噛むことで食べ物と混ざり、消化を進めて小腸のマルターゼや

酸でさらに加水分解され、ブドウ糖になります。

ブドウ糖はグルコースとも呼ばれる単糖類でエネルギー源となり、

体にとっては大切な物質です。脂質よりも早く分解吸収されるので、

運動などでエネルギーを消耗した時や低血糖時などでは、

素早くエネルギーを補給するのにはブドウ糖が適しています。

脳がエネルギーとして利用できるのもブドウ糖であり、

人体にとってはとても大切な栄養素になります。

ブドウ糖は血中では血糖として存在し、インスリンにより

濃度がコントロールされています。血液中のブドウ糖濃度が上がると

インスリンの作用により中性脂肪に変えられ、脂肪細胞に蓄えられます。

このため、ブドウ糖を多く撮り過ぎると結果的に肥満を招き、

生活習慣病の原因につながります。

唾液にはさらに、上皮成長因子と神経成長因子が含まれていて、

組織修復による傷の治癒を促進してくれます。

しかし、だからといって手や足の傷に唾をガンガン吹きかけて

良いかと問われると私はNOと答えます。

なぜなら、唾液にはそういったプラスの因子も含まれますが、

口腔内細菌というマイナスの因子も含まれるため、

口腔清掃状態の良いとはいえない環境の唾液ならば、

吹きかけない方が良いように思います。

あくまでも、どうすることもできない環境で最悪の場合の

一時的な処置としてお考えください。

最後に唾液には、カルシウムイオン、リン酸イオン、フッ化物イオンなどが

含まれており、食事などにより一時的に脱灰状態になった歯のエナメル質を

再石灰化を促してくれます。
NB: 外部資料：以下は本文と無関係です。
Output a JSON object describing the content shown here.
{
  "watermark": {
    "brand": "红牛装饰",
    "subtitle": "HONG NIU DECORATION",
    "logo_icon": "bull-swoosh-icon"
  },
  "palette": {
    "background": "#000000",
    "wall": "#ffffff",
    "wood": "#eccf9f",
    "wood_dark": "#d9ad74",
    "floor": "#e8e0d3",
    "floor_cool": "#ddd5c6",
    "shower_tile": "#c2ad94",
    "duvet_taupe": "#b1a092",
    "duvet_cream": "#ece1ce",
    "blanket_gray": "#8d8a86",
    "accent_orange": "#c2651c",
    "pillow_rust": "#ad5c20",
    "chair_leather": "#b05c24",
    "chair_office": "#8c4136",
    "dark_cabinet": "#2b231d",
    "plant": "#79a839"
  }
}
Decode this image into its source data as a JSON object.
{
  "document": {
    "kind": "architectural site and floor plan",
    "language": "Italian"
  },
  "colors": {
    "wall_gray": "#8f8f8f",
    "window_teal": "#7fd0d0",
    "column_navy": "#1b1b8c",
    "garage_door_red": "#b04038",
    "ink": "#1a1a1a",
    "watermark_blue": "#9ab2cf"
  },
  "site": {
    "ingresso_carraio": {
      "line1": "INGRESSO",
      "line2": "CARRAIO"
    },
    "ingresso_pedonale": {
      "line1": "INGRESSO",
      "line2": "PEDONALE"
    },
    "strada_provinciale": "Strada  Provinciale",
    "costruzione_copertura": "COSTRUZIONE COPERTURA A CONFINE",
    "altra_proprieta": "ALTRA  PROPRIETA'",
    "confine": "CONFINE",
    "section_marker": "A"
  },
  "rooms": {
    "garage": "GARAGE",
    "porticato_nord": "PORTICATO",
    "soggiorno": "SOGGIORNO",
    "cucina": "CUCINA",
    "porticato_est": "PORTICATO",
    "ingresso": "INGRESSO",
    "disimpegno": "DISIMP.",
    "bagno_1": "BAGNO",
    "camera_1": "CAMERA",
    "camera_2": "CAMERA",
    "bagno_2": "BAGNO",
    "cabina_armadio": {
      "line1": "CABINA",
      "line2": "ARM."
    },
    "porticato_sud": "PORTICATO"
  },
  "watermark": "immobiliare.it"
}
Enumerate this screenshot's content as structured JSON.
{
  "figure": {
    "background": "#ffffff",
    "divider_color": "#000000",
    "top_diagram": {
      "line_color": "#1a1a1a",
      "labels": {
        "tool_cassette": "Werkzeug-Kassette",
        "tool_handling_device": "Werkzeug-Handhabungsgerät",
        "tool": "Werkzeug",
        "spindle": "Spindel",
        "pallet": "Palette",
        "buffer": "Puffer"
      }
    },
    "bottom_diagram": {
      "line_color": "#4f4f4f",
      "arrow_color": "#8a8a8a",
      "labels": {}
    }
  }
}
正常な再石灰化が起こることで、

脱灰状態の進行を防ぎ、虫歯のリスクを軽減してくれています。

唾液についてたくさん述べてきましたが、唾液中の多くの有効な成分が

私たちの口腔内のみならず、体全体の健康維持に大いに寄与して

くれています。

少しだけ、自分の体の組織なり臓器なりに感謝してあげてくださいね。